Masataka Ohta writes:

> > I guess you, I, and a lot of other people, think that if people really
> > want to be global, they should avoid using kanji, or whatever, in
> > URL's. However, as a persoan at Astec said, and I agree, people *will*
> > put kanji into resource names, and they *will* expect it to work.
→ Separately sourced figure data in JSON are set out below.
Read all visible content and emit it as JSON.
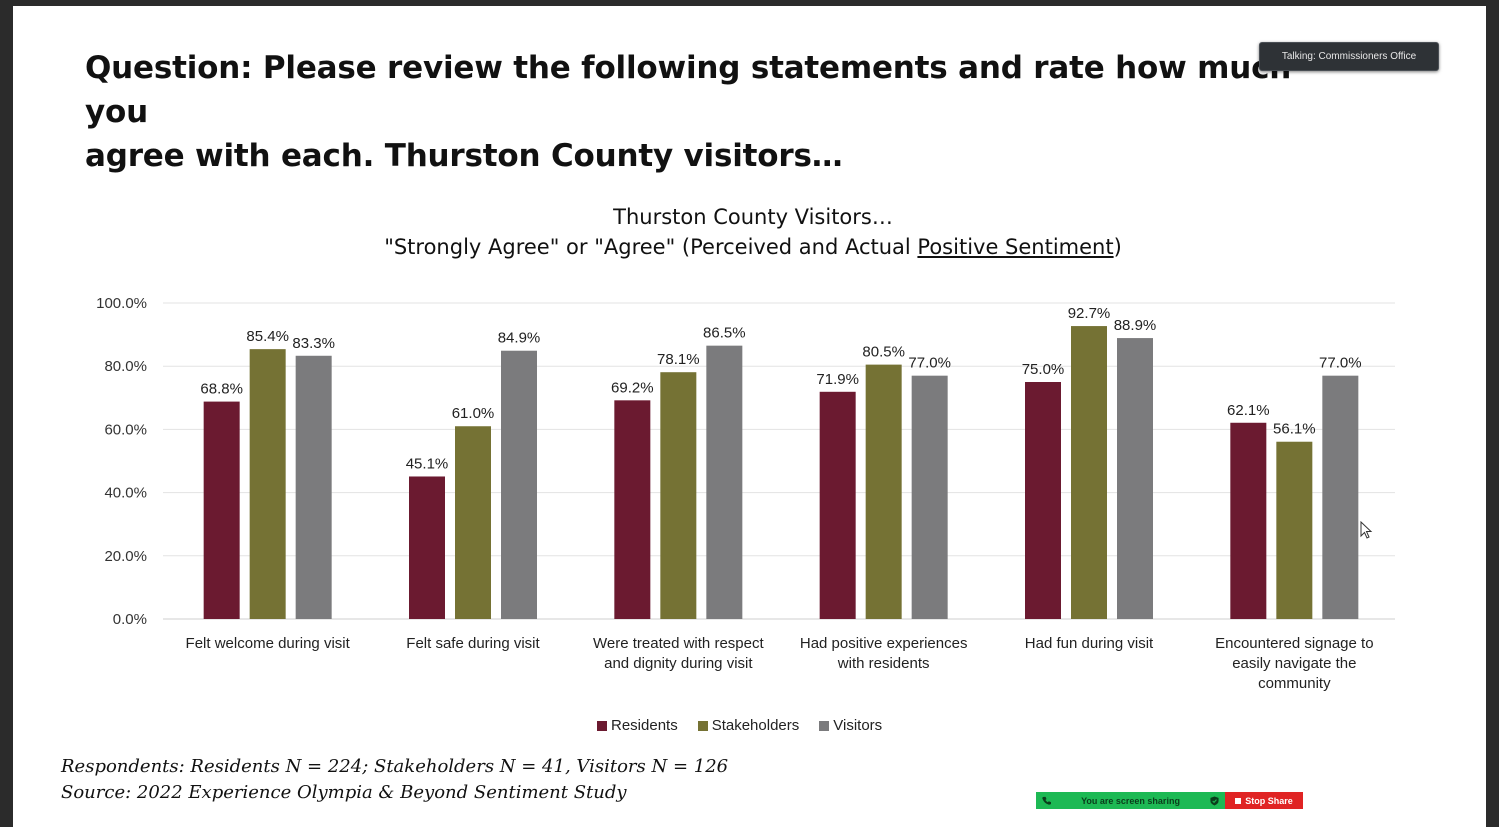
{
  "slide": {
    "question_line1": "Question: Please review the following statements and rate how much you",
    "question_line2": "agree with each. Thurston County visitors…",
    "footnote_respondents": "Respondents: Residents N = 224; Stakeholders N = 41, Visitors N = 126",
    "footnote_source": "Source: 2022 Experience Olympia & Beyond Sentiment Study"
  },
  "talking_indicator": "Talking: Commissioners Office",
  "screen_share": {
    "status": "You are screen sharing",
    "phone_icon": "phone-icon",
    "shield_icon": "shield-icon",
    "stop_label": "Stop Share"
  },
  "chart_data": {
    "type": "bar",
    "title_line1": "Thurston County Visitors…",
    "title_line2_prefix": "\"Strongly Agree\" or \"Agree\" (Perceived and Actual ",
    "title_line2_underlined": "Positive Sentiment",
    "title_line2_suffix": ")",
    "categories": [
      [
        "Felt welcome during visit"
      ],
      [
        "Felt safe during visit"
      ],
      [
        "Were treated with respect",
        "and dignity during visit"
      ],
      [
        "Had positive experiences",
        "with residents"
      ],
      [
        "Had fun during visit"
      ],
      [
        "Encountered signage to",
        "easily navigate the",
        "community"
      ]
    ],
    "series": [
      {
        "name": "Residents",
        "color": "#6b1a30",
        "values": [
          68.8,
          45.1,
          69.2,
          71.9,
          75.0,
          62.1
        ]
      },
      {
        "name": "Stakeholders",
        "color": "#757234",
        "values": [
          85.4,
          61.0,
          78.1,
          80.5,
          92.7,
          56.1
        ]
      },
      {
        "name": "Visitors",
        "color": "#7b7b7d",
        "values": [
          83.3,
          84.9,
          86.5,
          77.0,
          88.9,
          77.0
        ]
      }
    ],
    "y_ticks": [
      "0.0%",
      "20.0%",
      "40.0%",
      "60.0%",
      "80.0%",
      "100.0%"
    ],
    "ylim": [
      0,
      100
    ],
    "grid": true,
    "legend_position": "bottom"
  }
}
As
> > such, I think it better to design a system that can handle *all*
> > cases, as users expect them to be handled.
> 
> Just make viewers bounce any URL with the 8th bit set or, at least,
> mask the bit. '%' notation should still be accepted.
> 
> It is also a good idea to do the same thing at the protocol
> specification level that:
> 
> 	8th bit of URL MUST be 0. Should a malformed URL is found,
> 	its 8th bit MAY be masked to be 0. Otherwise the URL MUST
> 	be rejected.
> 
> Then, non-ASCII URLs will disappear.

Well, URLs do not have a charset per se, they are abstract.
So possibly the URLs with % in them are more than ascii actually.
In fact they could be anything, and everything, like a UTF-8 URL. 

I do not care about how the URLs are looking on the HTTP level,
they may have as many % in them as needed, as long as the
URLs we write on business cards, in magazines aetc can be
natural, that is in evrey language and script of the world.

Keld